John Glenn Saw No Conflict Between Faith and Science
by Pastor Paul J. Bern
STS-95 crew member, astronaut and U.S. Sen. John Glenn poses for his official NASA photo taken April 14, 1998. Photo courtesy of NASA via Reuters
For by Him all things were created; things in heaven and on earth, visible and invisible…all things were created by Him and for Him. He is before all things, and in Him all things hold together. (Colossians 1: 16-17)
The passing of American hero John Glenn this past week has given me cause for reflection. When I think of heroes, Jesus Christ is the first person that comes to mind. Since he has saved us all from our sins against God and each other, Jesus is the obvious first choice. Rev. Dr. Martin Luther King, Jr. is another example of a hero that I can think of, the late president John F. Kennedy is yet another. I can think of still more examples from the Bible, such as St. Stephen from the Book of Acts chapter 6, Joshua and Caleb from the Book of Joshua, and the apostle Peter, to name a few. And then there is John Glenn. As an American astronaut he gained heroic stature when he became the first man to orbit the earth aboard Friendship 7 in 1962. Previously, he won five Distinguished Flying Crosses in World War II, and years later went on to become a U.S. Senator from Ohio.
Perhaps less well known is that he was a man of deep Christian faith. This past Thursday, when he left the bounds of earth one final time at age 95, he passed into the arms of his Lord and Savior, Jesus Christ. He was one of the pioneering astronauts of the Mercury program at a time when space travel was extremely risky. He said he prayed every day during that time. Those prayers were needed on Glenn’s historic first orbits in space. During the return on February 20, 1962, Glenn’s heat shield was thought to have come loose and many believed it might fail during re-entry, which would cause Glenn’s capsule to be incinerated in its fiery descent. Glenn was instructed to take manual control of the capsule and described “a real fireball outside” as he re-entered the atmosphere. Thankfully, his and many other prayers were answered when he splashed down safely in the Caribbean.
Shortly after his flight, he delivered a sermon, “Why I Know There is a God,” that described his enlarged perspective on God as a result of the mission. In his message, he marveled at the size of the universe. “Our galaxy is some 100,000 light years in diameter. This makes us realize how difficult it is to visualize the tremendous scale of the universe beyond our solar system.
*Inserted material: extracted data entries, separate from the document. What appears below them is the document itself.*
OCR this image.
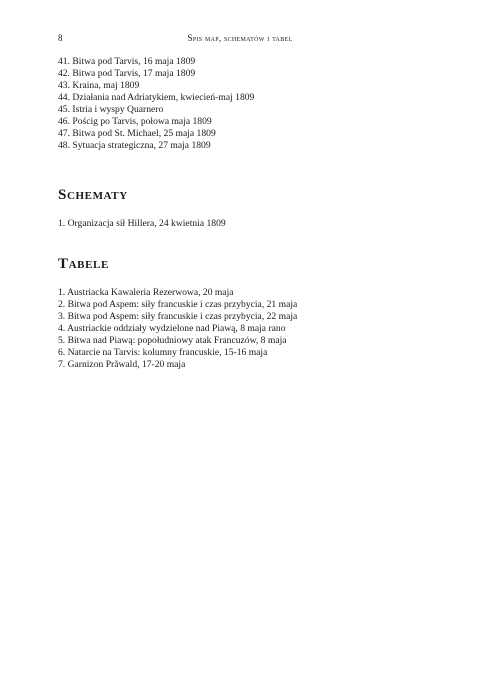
8	Spis map, schematów i tabel
41. Bitwa pod Tarvis, 16 maja 1809
42. Bitwa pod Tarvis, 17 maja 1809
43. Kraina, maj 1809
44. Działania nad Adriatykiem, kwiecień-maj 1809
45. Istria i wyspy Quarnero
46. Pościg po Tarvis, połowa maja 1809
47. Bitwa pod St. Michael, 25 maja 1809
48. Sytuacja strategiczna, 27 maja 1809
Schematy
1. Organizacja sił Hillera, 24 kwietnia 1809
Tabele
1. Austriacka Kawaleria Rezerwowa, 20 maja
2. Bitwa pod Aspem: siły francuskie i czas przybycia, 21 maja
3. Bitwa pod Aspem: siły francuskie i czas przybycia, 22 maja
4. Austriackie oddziały wydzielone nad Piawą, 8 maja rano
5. Bitwa nad Piawą: popołudniowy atak Francuzów, 8 maja
6. Natarcie na Tarvis: kolumny francuskie, 15-16 maja
7. Garnizon Prãwald, 17-20 maja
The limits of the telescopically observable universe extend at least two billion light years from us in all directions,” he told his listeners in 1962. Then he expressed awe at discoveries from the microscopic level. “Come back to what we know of atomic particles, the smallest particles known. Atoms have a great similarity to our solar system in that they have electrons rotating about a nucleus in regular patterns. Now what is the point I am making?” he asked. “It is the orderliness of the whole universe about us, from the smallest atomic structure to the most enormous thing we can imagine. Could this have just happened? Was it an accident that a bunch of flotsam and jetsam suddenly started making these orbits of their own accord? I can’t believe that. This was a definite plan. This is one big thing in space that shows me there is a God. Some power put all this in orbit, and that power keeps it there.”
John Glenn may best be remembered as one of the 20th century’s greatest explorers, the first American to orbit the Earth and, later, the oldest man in space. Glenn also will be remembered for his long career as a U.S. Senator, representing his home state of Ohio for 24 years as a moderate Democrat. But less well-known is the fact that Glenn was an elder in the Presbyterian Church who saw no conflict between his beliefs in God and in science. He told The Associated Press last year he believed scientific discovery – including evolution – should be taught in schools. “I don’t see that I’m any less religious by the fact that I can appreciate the fact that science just records that we change with evolution and time, and that’s a fact,” he said. “It doesn’t mean it’s less wondrous and it doesn’t mean that there can’t be some power greater than any of us that has been behind and is behind whatever is going on.” And in a space-to-Earth news conference during his second space flight at age 77 in 1998, Glenn told reporters his view of space only strengthened his belief in God. “Looking at the Earth from this vantage point, looking at this kind of creation and to not believe in God, to me, is impossible. To see the Earth laid out like that only strengthens my beliefs,” he said.
From high above Earth, John Glenn saw the face of God. He was not alone. There is something about the beauty of space, Earth and the universe that touches many people’s spirits. Logic-oriented scientists and daring pilots turn spiritual, some even evangelical, after their space flights. Glenn and most of his Mercury astronauts strongly testified about how faith helped with their groundbreaking flights. John Glenn summed it all up while in orbit. “To look up out at this kind of creation and not believe in God is to me impossible,” Glenn said in a Sunday news conference, responding to a reporter’s question. “It just strengthens my faith.” Glenn said recently that evolution should be taught along with all other types of scientific discovery, and this view does not contradict a belief in God. He went on to say that recording the scientific changes that occur over time due to evolution fit comfortably with his view of God as Creator.